The following year saw a vibrant community of artists and musicians passing through the house, which hosted performances, a salon series, as well as organizing exhibitions by partnering with local galleries. The collective that formed out of the space also created touring music and theatre performances that would trek through rural villages in Sindhupalchowk performing at schools and offering workshops. The house and series of novel excursions succeeded in establishing close bonds between the participants and planting the seeds of the international collective. Management of the house was passed on to local musician and photographer, David Lama as the founding members moved on and moved out of Nepal. Sadly, through his mismanagement the lease of the house was lost, and the project was shut down.

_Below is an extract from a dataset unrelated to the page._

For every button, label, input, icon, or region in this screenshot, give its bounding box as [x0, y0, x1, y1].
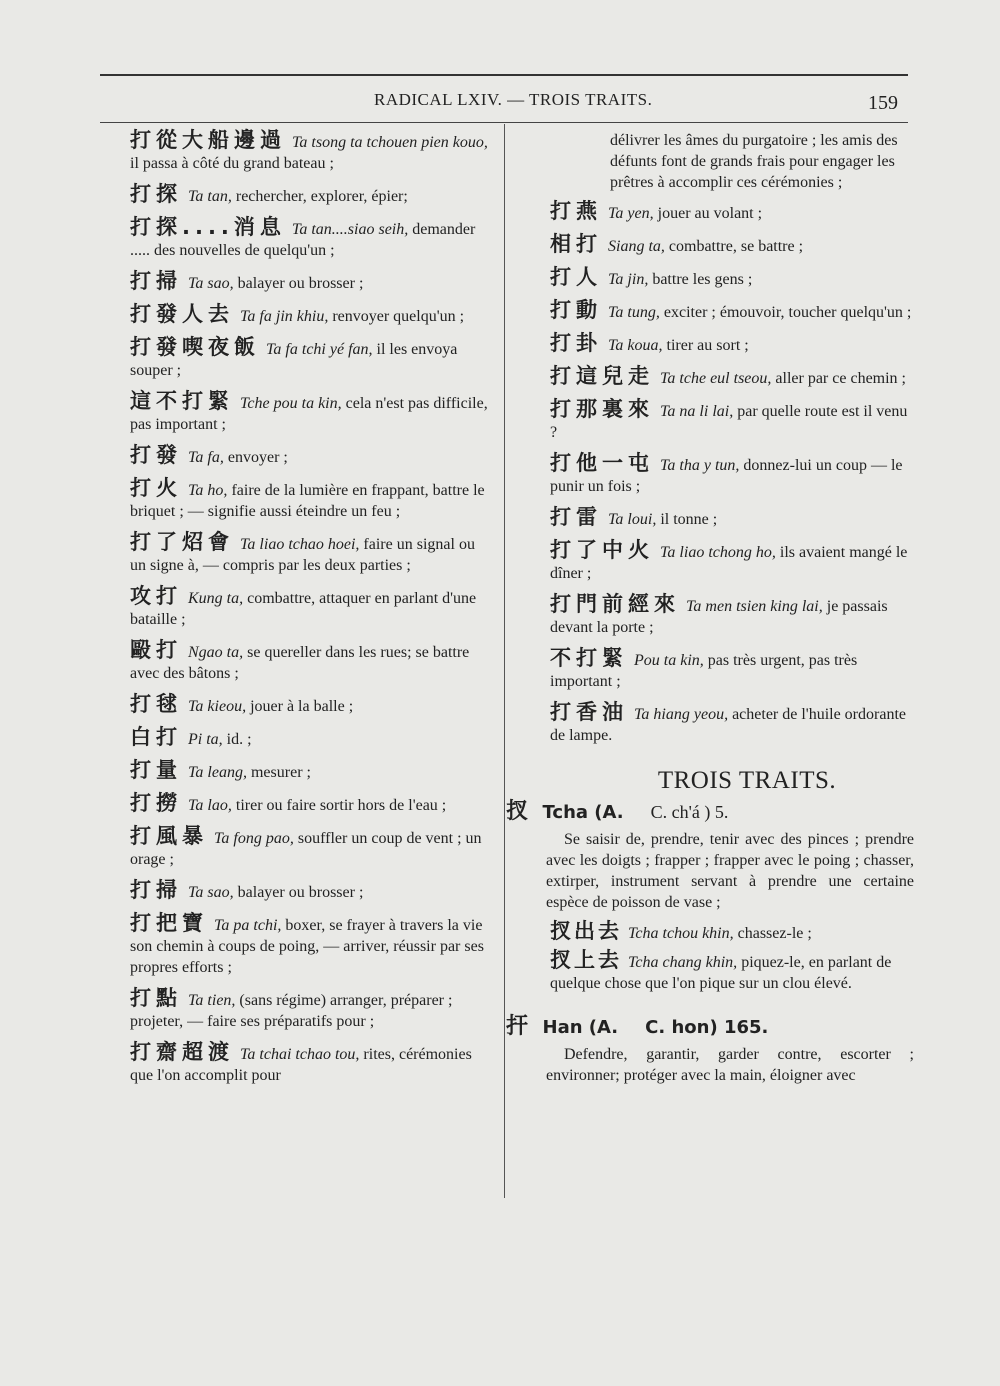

While sporadic meetings in Toronto continued under the banner of “Blatantism, The Liminal Research Society was forming in Paris, following the meeting of an American artist, with a member of Toronto who had followed a romantic interest from Kathmandu to Paris in September 2016. Discussion ensued about the role of community as a bulwark against the atomization and alienation of contemporary, urban, and digitized living.

This notion was then considered with the view of art history as one passing through a series of trends or movements considered to embody the zeitgeist of each corresponding generation. As young artists exploring the landscape of fine art, and contemporary practice, the assertion was naturally made that prevailing trends and motifs within contemporary practice seem to promote and normalize the modern malaise and alienation, and position themselves as the antithesis to what is now surmised as Blatantist Thought.

The following years between 2016-2018 led the creation of a series of events inspired by Dada, and appropriately called “The Cabaret Voltaire”. A small group of artists was formed out of these events, and while community space was a constant challenge, a group known as the Liminal Research Society was founded with the intention of furthering the original Blatantist project while distancing itself from the previous experiments with coercive programming.

Today the LRS has a small committed membership with active artists based in Kathmandu, Paris, London, Toronto, and New York. The next steps involves annual group retreats, “awareness campaigns, and the building of a community internet radio stream.